Australia grows wine exports by 4%

Strong demand in the UK and China allowed Australia to increase wine exports by 4% during the 12 months to September 30.

Wine Australia reported steady demand in each of its top five export markets, with the UK and Mainland China highlighted as star performers.

Value growth of 4% represents an impressive performance during the challenging trading conditions that wine producers have faced during 2020.

It is especially impressive when you consider that the UK has been hit by lengthy on-trade closures and that the Australian government has engaged in a war of words with China over the coronavirus outbreak.

Prime Minister Scott Morrison called for an independent inquiry into the origins and management of the Covid-19 pandemic. It resulted in an 80% Chinese tariff on Australian barley and a ban on importing Chinese beef, with the threat of a full trade war.

Cheng Jingye, the Chinese ambassador to Australia, said the diplomatic push could spark Chinese tourists to have “second thoughts” about coming to Australia, cause parents to question whether “this is the best place to send their kids”, and prompt Chinese citizens to ask, “why should we drink Australian wine and at Australian beef?”

Yet that has had no discernible impact on the wine trade. Exports to Mainland China increased 4% to $1.2 billion. Value sales in the USA were up 1% to $439 million, and Australia managed to grow sales by 18% to $430 million in the UK.

These are the ex-cellar values that producers earned by selling to the trade. The retail sales value of Australian wines in those markets is significantly higher. All figures are Australian dollars.

Australia increased sales to Canada by 4% to $196 million, and by 9% to $103 million to New Zealand.

Wine Australia chief executive Andreas Clark said the overall value is at the highest level since exports reached $3 billion in 2007.

“During the July to September 2020 quarter, the value of exports increased by 23% compared to the same period in 2019, and this comes after declines of 4% in the April to June quarter and 7% in the January to March quarter,” he said.

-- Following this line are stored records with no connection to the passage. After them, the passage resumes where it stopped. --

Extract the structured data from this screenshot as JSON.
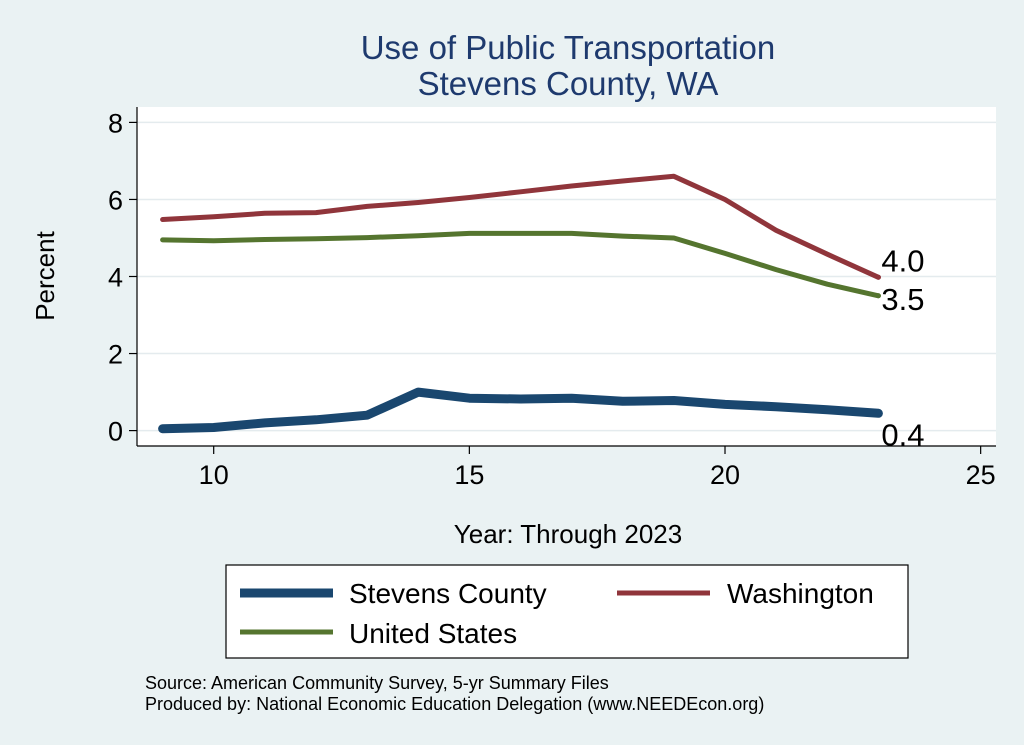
{
  "chart_data": {
    "type": "line",
    "title": [
      "Use of Public Transportation",
      "Stevens County, WA"
    ],
    "xlabel": "Year: Through 2023",
    "ylabel": "Percent",
    "xlim": [
      8.5,
      25.3
    ],
    "ylim": [
      -0.4,
      8.4
    ],
    "x_ticks": [
      10,
      15,
      20,
      25
    ],
    "y_ticks": [
      0,
      2,
      4,
      6,
      8
    ],
    "grid": "horizontal",
    "legend_position": "bottom",
    "series": [
      {
        "name": "Stevens County",
        "color": "#1A476F",
        "x": [
          9,
          10,
          11,
          12,
          13,
          14,
          15,
          16,
          17,
          18,
          19,
          20,
          21,
          22,
          23
        ],
        "y": [
          0.05,
          0.08,
          0.2,
          0.28,
          0.4,
          1.0,
          0.84,
          0.82,
          0.84,
          0.76,
          0.78,
          0.68,
          0.62,
          0.54,
          0.45
        ],
        "end_label": "0.4"
      },
      {
        "name": "Washington",
        "color": "#90353B",
        "x": [
          9,
          10,
          11,
          12,
          13,
          14,
          15,
          16,
          17,
          18,
          19,
          20,
          21,
          22,
          23
        ],
        "y": [
          5.48,
          5.55,
          5.64,
          5.66,
          5.82,
          5.92,
          6.05,
          6.2,
          6.35,
          6.48,
          6.6,
          6.0,
          5.2,
          4.58,
          3.98
        ],
        "end_label": "4.0"
      },
      {
        "name": "United States",
        "color": "#55752F",
        "x": [
          9,
          10,
          11,
          12,
          13,
          14,
          15,
          16,
          17,
          18,
          19,
          20,
          21,
          22,
          23
        ],
        "y": [
          4.95,
          4.93,
          4.96,
          4.98,
          5.01,
          5.06,
          5.12,
          5.12,
          5.12,
          5.05,
          5.0,
          4.6,
          4.18,
          3.8,
          3.5
        ],
        "end_label": "3.5"
      }
    ],
    "source_notes": [
      "Source: American Community Survey, 5-yr Summary Files",
      "Produced by: National Economic Education Delegation (www.NEEDEcon.org)"
    ]
  }
}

“Throughout the Covid-19 pandemic, there have been clear trends for wine consumption emerging around the world. While premiumisation has continued, there has also been a resurgence in commercial wines, and this is evident in the growth that we’ve seen in different price segments, where it was particularly strong at the low and high ends.

“Different markets have had different trends. In markets such as the UK and USA, growth was primarily at the commercial/value end, while in China growth for premium wines remained strong this year.”

Wine Australia did note that some companies in the UK are shipping products to market ahead of the impending Brexit deadline of January 1 in order to minimise any potential disruption.